You don’t want as broad as possible. There are some physicians who can do multiple things. Let’s say, you’re an internal medicine physician. You could do primary care, you could be a hospitalist, you could do urgent care. If you’re with an employer and just working as a hospitalist, then you want to make certain that you could do either urgent care or primary care for that restrictive period. That way, you don’t have to move if you don’t want to. The next thing is the geographic radius. Now, this is specific to the profession. As I said before, healthcare professions are kind of narrow, sales are much larger, executives are much larger. But you want to narrow it as much as possible. An entire state would be, at least I would consider that very unreasonable.
You want to get it as tight to the location that you’re in as possible. Let’s say, you are in sales and you’re bouncing around an entire state. Well, try to get five miles from every customer that you’ve provided service to or to your largest accounts or I mean, there are many ways to do it, but you want to narrow that geographic radius to as small as possible. And then the last thing was how long it lasts. Anything over two years, I would consider very unreasonable, unlikely unenforceable. For healthcare providers, one year is the most normal amount for a non-compete. Some people push it to two, but for anyone, if you’re signing a non-compete that’s five years in length, or even 10 years or crazy amount, you absolutely want to get that down do at maximum two years.
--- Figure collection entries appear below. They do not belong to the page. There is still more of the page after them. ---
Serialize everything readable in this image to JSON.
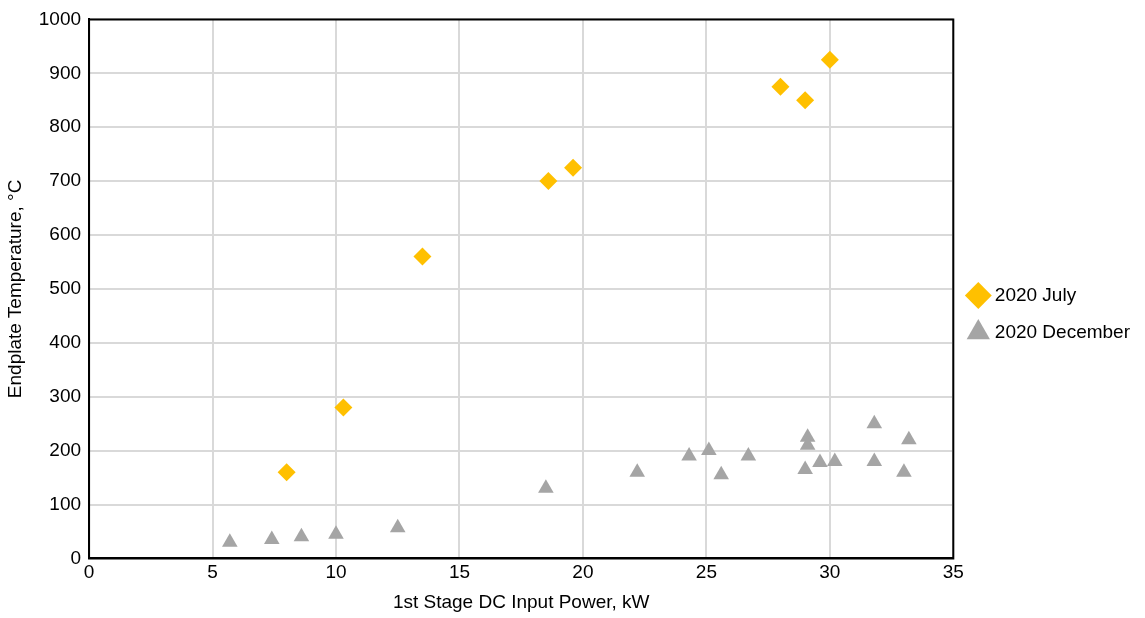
{
  "chart_data": {
    "type": "scatter",
    "xlabel": "1st Stage DC Input Power, kW",
    "ylabel": "Endplate Temperature, °C",
    "xlim": [
      0,
      35
    ],
    "xticks": [
      0,
      5,
      10,
      15,
      20,
      25,
      30,
      35
    ],
    "ylim": [
      0,
      1000
    ],
    "yticks": [
      0,
      100,
      200,
      300,
      400,
      500,
      600,
      700,
      800,
      900,
      1000
    ],
    "grid": true,
    "legend": "right",
    "series": [
      {
        "name": "2020 July",
        "color": "#ffc000",
        "marker": "diamond",
        "x": [
          8,
          10.3,
          13.5,
          18.6,
          19.6,
          28,
          29,
          30
        ],
        "values": [
          160,
          280,
          560,
          700,
          725,
          875,
          850,
          925
        ]
      },
      {
        "name": "2020 December",
        "color": "#a5a5a5",
        "marker": "triangle",
        "x": [
          5.7,
          7.4,
          8.6,
          10,
          12.5,
          18.5,
          22.2,
          24.3,
          25.1,
          25.6,
          26.7,
          29,
          29.1,
          29.1,
          29.6,
          30.2,
          31.8,
          31.8,
          33,
          33.2
        ],
        "values": [
          30,
          35,
          40,
          45,
          57,
          130,
          160,
          190,
          200,
          155,
          190,
          165,
          225,
          210,
          178,
          180,
          250,
          180,
          160,
          220
        ]
      }
    ]
  }
}
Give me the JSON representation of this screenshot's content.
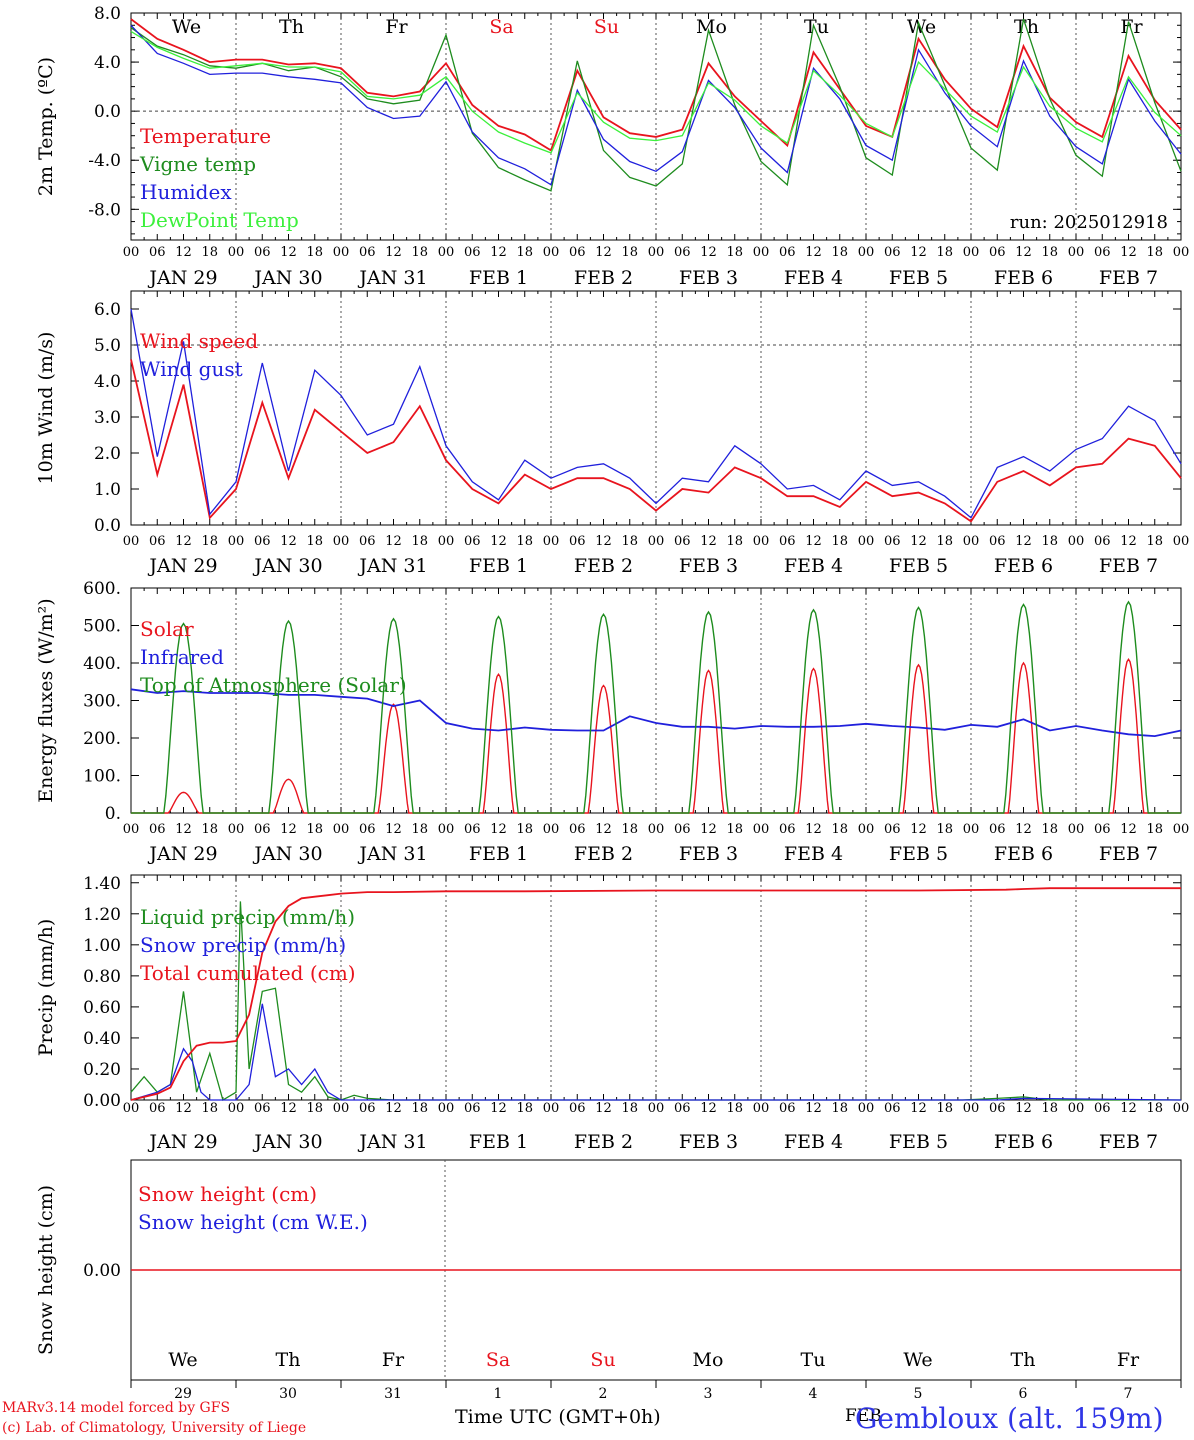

Once again, for sales, I find the length of time can be very long. And even though some of these may not be enforceable, you never want to sign an agreement that has terms that you’re just saying, well, I’ll just sign it anyway, because it’s unenforceable. Well, that might be true, but you’re going to have to litigate it or go to arbitration and no one wants to do that. So, you need to do the work upfront before you sign the contract. Those are the consequences of a non-compete. You won’t be able to work in your specialty for a period within a certain geographic radius. And then, after the non-compete is over, you’re free to work anywhere that you’d like. I find when I’m doing employment contract review, this is easily probably top three, sometimes number one for a lot of people. If you are married to a location, your family is there, you have kids in school you grew up somewhere, you never want to move, the non-compete can easily be the most important thing for a professional.
For others, they’re like, I’m just here for the job, when this job ends, I’m moving on, and for others, it’s not important at all. You need to do an assessment of, alright, is this important to me or not? And then how much emphasis do I need to put on this when I’m doing the negotiation for the employment agreement?